In the mountain areas where I hunt 'presumedly wild', The nearest I have found to what you describe there would be a soil classified as \"Craigsville Gravely Loam\". That soil gets quite \"sandy\". I usually find that soil in an area where a small trib hits the main stem stream. Of course the silt is almost all sand, but once above the flood plain, it is some pretty nice stuff. I hunt several of these spots that are quite remote, and where the soil is conducive to 'seng, I find some pretty nice stands. ... For security's sake, when I start walking into one of those areas, I am carrying a flyrod, and my small digging tools are in my fishing vest ...
In the persuit of soils, during the early Spring of 2012, I hope to get over into some WV areas where there are outcroppings of limestone. Also, and I didn't know it at the time, (many years ago ... lol) the Wheeling, WV area, where I grew up, had some nice soils. Me and my high school hunting/trapping buddy found quite a good bit of 'seng and 'seal in those days. (1961 -1964).
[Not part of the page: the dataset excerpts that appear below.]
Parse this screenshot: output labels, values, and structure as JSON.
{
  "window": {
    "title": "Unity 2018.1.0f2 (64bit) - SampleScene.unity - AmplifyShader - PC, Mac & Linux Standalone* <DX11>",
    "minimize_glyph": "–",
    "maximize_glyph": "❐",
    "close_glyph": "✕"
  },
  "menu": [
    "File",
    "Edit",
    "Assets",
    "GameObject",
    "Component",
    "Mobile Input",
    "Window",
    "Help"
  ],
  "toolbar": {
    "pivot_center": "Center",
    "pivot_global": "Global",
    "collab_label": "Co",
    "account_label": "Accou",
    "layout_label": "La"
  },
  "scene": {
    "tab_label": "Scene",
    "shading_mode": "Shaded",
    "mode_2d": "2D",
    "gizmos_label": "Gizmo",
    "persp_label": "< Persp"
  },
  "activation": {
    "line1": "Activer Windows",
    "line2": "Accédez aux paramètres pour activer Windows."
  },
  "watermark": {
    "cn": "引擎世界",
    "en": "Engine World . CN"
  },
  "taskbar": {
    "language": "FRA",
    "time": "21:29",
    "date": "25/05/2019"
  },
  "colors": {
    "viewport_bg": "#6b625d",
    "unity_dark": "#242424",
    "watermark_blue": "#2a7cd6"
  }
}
The soil in my above pic is a dark grayish clay right under about an inch or so of humus. That clay goes down 4\" - 5\", and then it starts to yellow. At 6\" - 7\", it is mostly yellow. It is classified as Gilpen-Dekalb, but fortunately, a small area wherein that bed is located, is remarkedly free of surface and imediate sub-surface rocks. It does hold moisture nicely, and yet drains well; as noted in some random \"perc\" testing.